4)以AgNO3为银源,乙二醇为还原剂,聚乙烯吡咯烷酮为稳定剂和分散剂,HCl为成核控制剂,利用化学还原反应得到银纳米线,将产物离心分离并分散到乙醇中,得到浓度为0.5%的银纳米线分散液。
5)利用旋涂仪将上述银纳米线分散液均匀涂覆于VO2薄膜表面,具体参数为先进行低速旋涂,速度为400转/分钟,旋涂时间5s,再经高速旋涂,速度为2000转/分钟,旋涂时间30s。
6)将涂覆有湿银胶膜的VO2薄膜进行烘干,随后在空气下进行250℃热处理1h定型成膜,即得到所需的AgNW/VO2复合薄膜。

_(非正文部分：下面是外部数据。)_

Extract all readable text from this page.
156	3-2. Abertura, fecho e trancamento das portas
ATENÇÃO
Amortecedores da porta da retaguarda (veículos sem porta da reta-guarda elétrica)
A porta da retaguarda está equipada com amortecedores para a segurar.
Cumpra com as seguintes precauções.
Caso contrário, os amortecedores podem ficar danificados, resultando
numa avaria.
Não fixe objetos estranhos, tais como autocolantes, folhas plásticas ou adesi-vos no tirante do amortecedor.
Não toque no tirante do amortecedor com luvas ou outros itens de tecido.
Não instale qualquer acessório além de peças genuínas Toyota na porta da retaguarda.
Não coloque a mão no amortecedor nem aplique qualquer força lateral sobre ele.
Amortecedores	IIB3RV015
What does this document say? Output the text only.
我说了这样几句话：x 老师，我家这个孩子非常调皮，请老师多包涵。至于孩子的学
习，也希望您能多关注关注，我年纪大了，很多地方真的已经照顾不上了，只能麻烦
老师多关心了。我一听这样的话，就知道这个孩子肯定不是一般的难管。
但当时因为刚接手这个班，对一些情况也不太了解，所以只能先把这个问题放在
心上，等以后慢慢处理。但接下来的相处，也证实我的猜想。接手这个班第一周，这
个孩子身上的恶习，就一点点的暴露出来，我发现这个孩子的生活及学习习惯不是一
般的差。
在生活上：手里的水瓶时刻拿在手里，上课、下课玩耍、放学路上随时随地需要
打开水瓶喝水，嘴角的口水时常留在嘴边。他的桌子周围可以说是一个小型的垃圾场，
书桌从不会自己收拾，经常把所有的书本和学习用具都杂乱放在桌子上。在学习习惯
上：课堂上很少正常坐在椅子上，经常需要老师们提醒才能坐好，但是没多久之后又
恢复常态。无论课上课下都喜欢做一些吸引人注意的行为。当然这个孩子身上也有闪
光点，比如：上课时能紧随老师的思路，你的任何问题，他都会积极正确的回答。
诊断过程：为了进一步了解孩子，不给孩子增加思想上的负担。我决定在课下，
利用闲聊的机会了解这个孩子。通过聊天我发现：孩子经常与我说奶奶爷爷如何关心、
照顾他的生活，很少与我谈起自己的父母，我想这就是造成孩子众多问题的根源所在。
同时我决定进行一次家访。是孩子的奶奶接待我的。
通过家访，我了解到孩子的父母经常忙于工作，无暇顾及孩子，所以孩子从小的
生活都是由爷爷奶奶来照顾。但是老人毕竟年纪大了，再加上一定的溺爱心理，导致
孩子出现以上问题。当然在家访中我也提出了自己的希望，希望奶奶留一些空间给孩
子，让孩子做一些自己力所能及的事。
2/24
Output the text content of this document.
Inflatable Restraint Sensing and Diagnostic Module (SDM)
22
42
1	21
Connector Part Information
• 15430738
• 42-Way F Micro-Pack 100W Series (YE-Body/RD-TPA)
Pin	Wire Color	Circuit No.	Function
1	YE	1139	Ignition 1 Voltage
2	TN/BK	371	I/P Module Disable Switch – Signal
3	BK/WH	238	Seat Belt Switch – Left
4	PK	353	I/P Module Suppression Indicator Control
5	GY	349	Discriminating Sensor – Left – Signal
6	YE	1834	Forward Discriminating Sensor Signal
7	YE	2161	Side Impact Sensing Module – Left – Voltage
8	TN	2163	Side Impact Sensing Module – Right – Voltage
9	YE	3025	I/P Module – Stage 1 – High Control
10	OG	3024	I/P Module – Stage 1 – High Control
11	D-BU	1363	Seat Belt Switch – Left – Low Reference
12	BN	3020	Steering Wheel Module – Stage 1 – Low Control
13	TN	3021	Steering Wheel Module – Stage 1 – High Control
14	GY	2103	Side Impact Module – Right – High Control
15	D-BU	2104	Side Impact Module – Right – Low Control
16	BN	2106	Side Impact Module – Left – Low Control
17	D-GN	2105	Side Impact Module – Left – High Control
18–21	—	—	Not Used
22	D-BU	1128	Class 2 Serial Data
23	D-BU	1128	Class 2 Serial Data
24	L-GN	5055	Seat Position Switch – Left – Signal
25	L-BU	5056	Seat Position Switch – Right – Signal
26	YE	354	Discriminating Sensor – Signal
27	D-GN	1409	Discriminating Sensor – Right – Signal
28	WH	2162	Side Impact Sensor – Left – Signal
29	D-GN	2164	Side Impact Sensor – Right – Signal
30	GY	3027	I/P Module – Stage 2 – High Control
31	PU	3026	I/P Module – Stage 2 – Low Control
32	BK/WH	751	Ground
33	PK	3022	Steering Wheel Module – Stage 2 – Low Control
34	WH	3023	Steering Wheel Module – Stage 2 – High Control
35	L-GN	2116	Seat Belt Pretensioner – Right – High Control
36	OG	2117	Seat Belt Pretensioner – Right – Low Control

图1给出了AgNW/VO2复合薄膜的SEM照片,可以看到在VO2多晶薄膜表面覆盖着一层较薄的银纳米线结构层,银纳米线的长度在5μm左右,具有较高的长径比和均匀性。紫外-可见吸收光谱的测试结果表明该银纳米线层具有良好的表面等离激元共振吸收特性。在脉冲激光辐射下,进一步对薄膜的透过率进行比较可以发现,AgNW/VO2复合薄膜在不同脉冲能量下的激光可透过率均低于单一的VO2薄膜,最低可达5%,如图2所示。这说明经过Ag纳米线复合的VO2薄膜可以有效降低VO2薄膜的激光可透过率。进一步的相关测试还发现薄膜的耐激光损伤阈值也有了明显的提升,这种激光限幅性能的增强可能是由于Ag的表面等离激元共振效应导致的。
实施例2
1)以金属钒靶作为溅射源,在氩气条件下在洁净石英衬底上溅射100nm厚的金属钒膜,衬底温度保持在200℃;
2)将一端敞口的管式退火炉进行升温,到500℃时进行保温,从炉管的非敞口端通入氮气,氮气流量保持在2L/min;
3)将制备的金属钒膜放入石英坩埚中,之后将坩埚推入上述管式退火炉中进行退火,退火时间为10min,到时后拉出坩埚进行快速空气下冷却。得到所需的VO2薄膜。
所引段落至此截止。